Langkah-Langkah Menyusun artikel
opini sebagai berikut.



a. Menentukan tema yang ingin
dibahas. Tema haruslah aktual, yaitu tema yang sedang banyak dibicarakan orang
atau tema yang menjadi fokus perhatian masyarakat.



b. Menentukan gagasan atau ide atau
opini. Ide haruslah orisinal dan baru pada artikel yang ditulis baik artikel
ekonomi, politik, budaya, sejarah, dan sebagainya.



c. Menentukan angle dan membuat
judul yang semenarik mungkin.



d. Mencari dan menggunakan
referensi atau rujukan, misalnya buku-buku berkualitas, jurnal ilmiah, hasil
riset, dan lain sebaginya.



e. Memulai menulis: Pertama
tulislah bagian pendahuluan. Pada pendahuluan dalam penulisan artikel ini
biasanya berupa ringkasan yang mengemukakan isi bagian secara garis besar.
Dalam pendahuluan dilukiskan fakta, kejadian atau hal yang ingin membuat
pembaca ingin tahu. Selanjutnya  bahas
permasalahan kemudian buatlah simpulan.



f. Memeriksa kembali artikel yang
sudah jadi. Periksa apakah kira-kira pembaca mengerti ide yang dituangkan,
adakah kata-kata yang tidak pantas dikatakan, dan lain-lain.



 Contoh



MENUMBUHKAN KEMAMPUAN
LITERASI BACA-TULIS:



ANTARA UPAYA DAN TANTANGAN



(oleh :
Nana Sutisna, M.Pd.)



 



A.     Pengantar



Mengapa kemampuan
literasi baca-tulis perlu ditumbuhkan terutama di kalangan peserta didik?
Seberapa pentingkah kemampun literasi baca-tulis  bagi peserta didik?
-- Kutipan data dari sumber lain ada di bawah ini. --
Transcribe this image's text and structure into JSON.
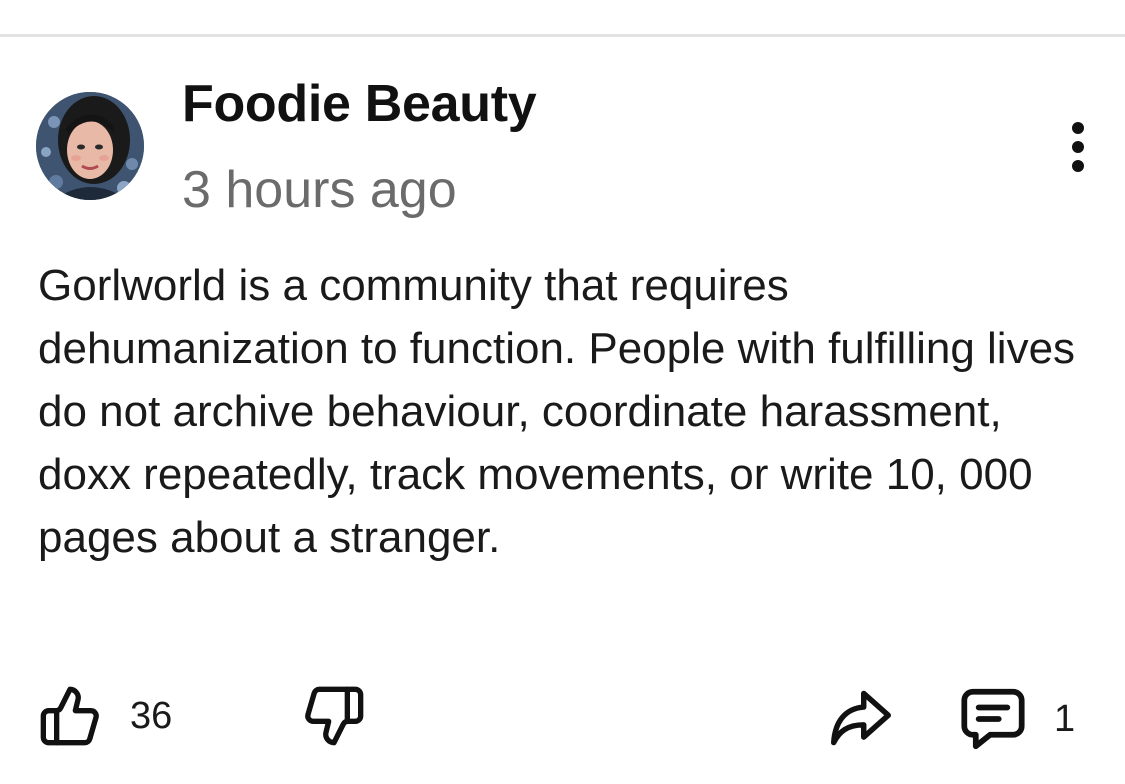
{
  "post": {
    "author": "Foodie Beauty",
    "timestamp": "3 hours ago",
    "body": "Gorlworld is a community that requires dehumanization to function. People with fulfilling lives do not archive behaviour, coordinate harassment, doxx repeatedly, track movements, or write 10, 000 pages about a stranger."
  },
  "actions": {
    "upvote_icon": "thumbs-up-icon",
    "upvote_count": "36",
    "downvote_icon": "thumbs-down-icon",
    "share_icon": "share-arrow-icon",
    "comment_icon": "comment-bubble-icon",
    "comment_count": "1"
  },
  "menu_icon": "vertical-ellipsis-icon",
  "colors": {
    "text_primary": "#111111",
    "text_secondary": "#6b6b6b",
    "divider": "#e3e3e3",
    "background": "#ffffff"
  }
}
Pertanyaan lebih jauh,
seberapa berpengaruhkah kemampuan literasi 
baca-tulis terhadap masa depan suatu bangsa? Untuk menjawab
pertanyaan-pertanyaan  yang saling
terkait terebut, mari kita simak uraian berikut ini. Baca-tulis merupakan
keterampilan berbahasa yang perlu dikuasai peserta didik  dalam kehidupan sehari-hari. Menyusun
laporan, merangkum bacaan, menyusun hasil praktikum, menjawab soal, hingga
menyusun karya tulis adalah sebagian kegiatan peserta didik yang melibatkan
kemampuan literasi baca-tulis.



Kemampuan
literasi baca-tulis peserta didik akan mencerminkan wawasan pengetahuan yang
dimilikinya.  Peserta didik yang literat
berpotensi memiliki wawasan pengetahuan yang luas untuk  memecahkan masalah dalam kehidupan
sehari-hari. Peserta didik tersebut relatif lebih mudah menjalani kehidupan,
khususnya dalam bidang akademik. Sebaliknya, siswa yang aliterat akan
kesulitan  dalam menjalani kehidupan
terutama dalam bidang akademik. Dengan demikian, kemampuan literasi baca-tulis
perlu ditumbuhkan di kalangan peserta didik.



Lantas
bagaimana pengaruh kemampuan literasi baca-tulis terhadap masa depan bengsa?  Pada abad ke-21 ini, kemampuan berliterasi
peserta didik berkaitan erat dengan tuntutan keterampilan baca-tulis yang
berujung pada kemampuan memahami dan menuangkan informasi secara analitis,
kritis, dan reflektif. Tak dapat dipungkiri, kemampuan literasi baca-tulis
berperanan penting dalam memenangkan persaingan di dunia internasional.



 



B.       
Tantangan Penumbuhan Budaya Literasi



Patut
disayangkan, kemampuan literasi baca-tulis terutama dalam memahami bacaan,
menunjukkan kompetensi peserta didik Indonesia tergolong rendah dibandingkan
dengan negara lain. Hal ini terbukti dari hasil uji internasional literasi
membaca yang mengukur aspek memahami, menggunakan, dan merefleksikan hasil
membaca dalam bentuk tulisan. Pengujian ini dilakunkan  PIRLS
(Progress in International Reading
Literacy Study
)  tahun 2011.
Berdasarkan data tersebut,  Indonesia
menduduki peringkat ke - 45 dari 48 negara peserta dengan skor 428 dari skor
rata-rata 500. Sementara itu, uji literasi membaca dalam PISA (Programme for
International Student Assessment)
tahun 2009  menunjukkan peserta didik Indonesia berada
pada peringkat ke-57 dengan skor 396 dari skor rata-rata 493. Pada PISA 2012 menunjukkan peserta didik
Indonesia berada pada peringkat ke - 64 dengan skor 396 dari skor rata-rata
496. Sebanyak 65 negara berpartisipasi dalam PISA 2009 dan 2012.  (Dirjen Dikdasmen, 2016 : i)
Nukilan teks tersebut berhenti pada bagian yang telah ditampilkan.